No conto “O Chantagista”, percebemos como as forças titânicas eclodem produzindo a ação devastadora, desestruturadora da ordem, instauradora do caos. A ordenação sustentada em verdades que tentam garantir a sobrevivência no mundo elaborado como “normal”, com suas leis e valores. Um mundo marcado pela trivialidade, que, entretanto, pode ser abalado a qualquer instante, desde que uma ocorra uma fratura, e uma fenda dê passagem para a liberação do titânico.

1.3. A vida trivial

Fernando e sua noiva vivem tutelados pela sogra e mãe, Dona Zuleica, espécie de “dicionário vivo” que dá sentido às suas vidas. A sogra organiza a vida do casal, dá a sua ordenação, a fim de que vivam em constante harmonia, tenham uma vida consonante. Seus conselhos são a voz da consciência, que ocupa o lugar do pensamento dos noivos. Têm força de lei: Como sua ascendência era grande sobre a filha e sobre o genro (futuro genro), eles não faziam nada sem consulta-la antes”[5].

A harmonia da vida é assegurada pela presença ostensiva da sogra, sua palavra orientadora, seus conselhos. Uma vida sem discussões, sem atritos, sem dissonâncias, sem atitudes sexuais ousadas (beijo de língua) caracteriza o mundo organizado de D. Zuleica oferecido aos filhos, o mundo configurado no casamento “normal”. Fernando, o noivo, submete-se naturalmente à ordem, à ordenação da vida, o mesmo ocorrendo com a noiva. Dona Zuleica é o chão onde constroem a relação matrimonial.

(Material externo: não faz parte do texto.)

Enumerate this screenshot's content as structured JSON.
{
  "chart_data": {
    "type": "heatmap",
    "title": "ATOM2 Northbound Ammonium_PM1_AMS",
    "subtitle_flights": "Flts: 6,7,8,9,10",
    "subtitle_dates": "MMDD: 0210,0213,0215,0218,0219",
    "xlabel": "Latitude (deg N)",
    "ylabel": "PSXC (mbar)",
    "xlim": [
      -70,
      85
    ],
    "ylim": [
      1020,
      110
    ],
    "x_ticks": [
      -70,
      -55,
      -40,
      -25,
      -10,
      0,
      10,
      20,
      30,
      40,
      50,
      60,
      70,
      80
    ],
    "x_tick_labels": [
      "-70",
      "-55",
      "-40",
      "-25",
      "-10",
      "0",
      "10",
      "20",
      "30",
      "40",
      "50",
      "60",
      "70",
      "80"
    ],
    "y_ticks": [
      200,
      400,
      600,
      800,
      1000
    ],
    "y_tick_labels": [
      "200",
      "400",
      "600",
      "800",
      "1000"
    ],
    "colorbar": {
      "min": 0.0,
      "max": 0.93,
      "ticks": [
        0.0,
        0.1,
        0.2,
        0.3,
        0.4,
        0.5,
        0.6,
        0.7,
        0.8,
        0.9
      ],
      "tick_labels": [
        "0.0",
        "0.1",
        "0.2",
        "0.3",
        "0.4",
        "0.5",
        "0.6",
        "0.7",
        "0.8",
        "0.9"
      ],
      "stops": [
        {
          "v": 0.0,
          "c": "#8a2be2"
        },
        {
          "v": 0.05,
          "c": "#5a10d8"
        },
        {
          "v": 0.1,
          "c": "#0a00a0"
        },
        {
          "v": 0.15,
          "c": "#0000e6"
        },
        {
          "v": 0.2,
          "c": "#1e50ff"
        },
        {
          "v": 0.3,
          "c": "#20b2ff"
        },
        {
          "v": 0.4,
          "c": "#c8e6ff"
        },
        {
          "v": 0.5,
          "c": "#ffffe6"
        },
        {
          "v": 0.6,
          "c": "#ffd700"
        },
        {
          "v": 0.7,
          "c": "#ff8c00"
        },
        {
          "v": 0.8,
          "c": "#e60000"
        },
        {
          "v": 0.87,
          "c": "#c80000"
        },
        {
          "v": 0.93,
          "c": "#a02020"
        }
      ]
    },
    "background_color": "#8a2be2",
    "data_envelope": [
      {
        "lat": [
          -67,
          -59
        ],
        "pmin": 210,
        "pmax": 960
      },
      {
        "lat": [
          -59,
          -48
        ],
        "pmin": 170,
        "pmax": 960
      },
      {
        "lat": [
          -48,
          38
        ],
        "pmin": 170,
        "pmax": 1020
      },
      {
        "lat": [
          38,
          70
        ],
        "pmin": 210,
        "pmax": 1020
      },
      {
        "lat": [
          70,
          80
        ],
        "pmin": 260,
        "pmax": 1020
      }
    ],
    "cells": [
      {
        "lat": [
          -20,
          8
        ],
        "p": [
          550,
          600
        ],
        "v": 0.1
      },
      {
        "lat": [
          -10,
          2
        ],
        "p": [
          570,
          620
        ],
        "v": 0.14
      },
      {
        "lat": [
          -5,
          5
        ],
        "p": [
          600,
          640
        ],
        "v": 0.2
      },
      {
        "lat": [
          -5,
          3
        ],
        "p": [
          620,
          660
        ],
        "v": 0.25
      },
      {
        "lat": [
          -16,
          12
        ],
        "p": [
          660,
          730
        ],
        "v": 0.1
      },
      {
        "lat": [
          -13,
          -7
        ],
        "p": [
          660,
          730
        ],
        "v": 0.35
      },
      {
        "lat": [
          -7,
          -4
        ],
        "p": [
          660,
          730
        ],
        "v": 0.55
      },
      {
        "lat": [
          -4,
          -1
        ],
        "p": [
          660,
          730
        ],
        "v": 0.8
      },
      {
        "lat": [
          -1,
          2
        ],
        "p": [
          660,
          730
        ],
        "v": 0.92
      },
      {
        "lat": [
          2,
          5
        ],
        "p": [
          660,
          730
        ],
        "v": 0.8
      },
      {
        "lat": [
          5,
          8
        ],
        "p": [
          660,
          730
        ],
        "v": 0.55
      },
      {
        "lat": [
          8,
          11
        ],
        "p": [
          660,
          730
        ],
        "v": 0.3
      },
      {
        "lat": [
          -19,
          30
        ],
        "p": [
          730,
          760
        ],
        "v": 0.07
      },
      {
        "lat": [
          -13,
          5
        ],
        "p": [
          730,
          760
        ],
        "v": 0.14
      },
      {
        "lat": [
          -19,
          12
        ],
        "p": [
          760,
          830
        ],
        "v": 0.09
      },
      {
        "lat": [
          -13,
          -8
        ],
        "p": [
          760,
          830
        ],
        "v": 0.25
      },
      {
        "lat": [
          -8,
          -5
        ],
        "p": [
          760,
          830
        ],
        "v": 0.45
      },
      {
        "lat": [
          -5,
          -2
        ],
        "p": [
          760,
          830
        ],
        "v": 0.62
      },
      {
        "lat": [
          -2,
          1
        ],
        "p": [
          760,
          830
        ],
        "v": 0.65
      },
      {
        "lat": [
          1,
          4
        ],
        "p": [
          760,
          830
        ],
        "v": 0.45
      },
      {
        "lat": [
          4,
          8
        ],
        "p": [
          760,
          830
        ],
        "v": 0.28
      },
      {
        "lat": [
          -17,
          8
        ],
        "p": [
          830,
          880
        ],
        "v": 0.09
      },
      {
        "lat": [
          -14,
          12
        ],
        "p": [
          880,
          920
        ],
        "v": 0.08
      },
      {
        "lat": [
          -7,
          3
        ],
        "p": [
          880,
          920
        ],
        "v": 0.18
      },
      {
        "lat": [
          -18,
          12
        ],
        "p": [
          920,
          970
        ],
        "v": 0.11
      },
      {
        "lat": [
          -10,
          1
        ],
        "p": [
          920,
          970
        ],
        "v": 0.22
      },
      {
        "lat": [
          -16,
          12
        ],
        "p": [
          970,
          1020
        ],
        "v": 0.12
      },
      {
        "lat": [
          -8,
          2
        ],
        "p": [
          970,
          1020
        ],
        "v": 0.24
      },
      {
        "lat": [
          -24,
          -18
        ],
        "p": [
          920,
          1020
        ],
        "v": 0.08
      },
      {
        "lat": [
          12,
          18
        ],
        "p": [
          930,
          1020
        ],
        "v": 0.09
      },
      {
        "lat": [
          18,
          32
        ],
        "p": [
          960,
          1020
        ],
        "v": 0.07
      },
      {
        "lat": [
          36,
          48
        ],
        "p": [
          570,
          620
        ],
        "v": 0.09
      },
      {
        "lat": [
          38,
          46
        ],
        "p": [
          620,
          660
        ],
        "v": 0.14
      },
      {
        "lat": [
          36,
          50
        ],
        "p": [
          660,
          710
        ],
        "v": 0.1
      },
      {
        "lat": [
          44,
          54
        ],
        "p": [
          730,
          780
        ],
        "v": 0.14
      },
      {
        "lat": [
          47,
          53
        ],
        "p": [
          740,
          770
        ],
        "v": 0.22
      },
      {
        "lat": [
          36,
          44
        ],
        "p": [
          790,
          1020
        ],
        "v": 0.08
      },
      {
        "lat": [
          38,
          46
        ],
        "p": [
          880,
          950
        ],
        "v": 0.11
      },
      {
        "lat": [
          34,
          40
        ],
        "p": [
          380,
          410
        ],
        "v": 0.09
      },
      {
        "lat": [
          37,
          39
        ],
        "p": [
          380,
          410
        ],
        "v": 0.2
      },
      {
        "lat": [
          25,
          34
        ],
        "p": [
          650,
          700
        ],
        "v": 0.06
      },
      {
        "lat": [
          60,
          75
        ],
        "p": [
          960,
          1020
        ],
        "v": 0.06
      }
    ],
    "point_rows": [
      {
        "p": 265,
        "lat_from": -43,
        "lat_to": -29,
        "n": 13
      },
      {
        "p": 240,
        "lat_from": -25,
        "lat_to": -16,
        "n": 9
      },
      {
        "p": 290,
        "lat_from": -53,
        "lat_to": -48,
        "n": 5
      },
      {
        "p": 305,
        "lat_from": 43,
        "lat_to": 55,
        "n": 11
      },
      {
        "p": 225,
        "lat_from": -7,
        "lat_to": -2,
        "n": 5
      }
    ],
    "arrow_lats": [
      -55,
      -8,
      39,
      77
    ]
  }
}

Desse modo, do namoro até a consolidação do casamento, segue a vida como um rio em seu curso tranqüilo, inalterado. Curso sem afetação. Dona zuleica fundamenta a existência do casal, a sombra da sogra protege-os de qualquer coisa que possa corromper com a trivialidade.

Entretanto, quais são as garantias para que esse mundo não perca o chão, a concretude, a transparência e a harmonia? Que ordenação pode deter a curso da vida?

1.4. A quebra da trivialidade — ­ A perda do chão

“ ­ Agora posso morrer!”

A fala de Dona Zuleica, após a partida do casal, de táxi, para a lua de mel em hotel na montanha (detalhe configurador da moldura “carioca”, ideal de classe média, que vive o frenesi da metrópole e sonha o idílio nas cidades serranas) é um índice de que a normalidade, o trivial, sofrerá o seu abalo. Um primeiro golpe. O rio tranqüilo e controlado vai ao encontro de águas turbulentas de um mar bravio. Com a morte da senhora, o que fica evidente?

Um e outro não possuíam, de si, nada; sem nenhuma experiência da vida, pareciam não ter nenhum sentimento, nenhuma idéia própria .E quando dona Zuleica, acometida de um edema pulmonar fulminante, entregou a alma ao Criador, eles se entreolharam em pânico[6].

Não possuir nada se si, não ter qualquer experiência. Sem a sogra, sem o mundo das certezas e verdades sobrepostas à consciência, as almas são aparentemente vazias. A consciência de Fernando e da esposa estão por demais soterradas, e a voz de Dona Zuleica, mesmo morta, ainda fala e pensa por eles, repetimos, para a sobrevivência do casal no mundo. Interrogando-se sobre o “e agora?”, apenas o espanto, o pavor de se sentirem abandonados. Tateando, caminhando às cegas (pois não têm experiência da vida), começarão a procurar respostas e sentidos. O “dicionário vivo” passa a ser uma fantasmagoria, o mundo atravessado pelo inusitado, pelo inesperado, pela morte. Sem a presença poderosa da ordenação que dava sentido às coisas, terá o casal de “entrar no mundo” e viver, o que significa pensar, sentir e agir. A morte da sogra produz um abalo, a verdade imutável se mostrou frágil. No chão, a fenda: “— Minha filha, estamos fritos! Não sei o que vai ser de nós!”[7]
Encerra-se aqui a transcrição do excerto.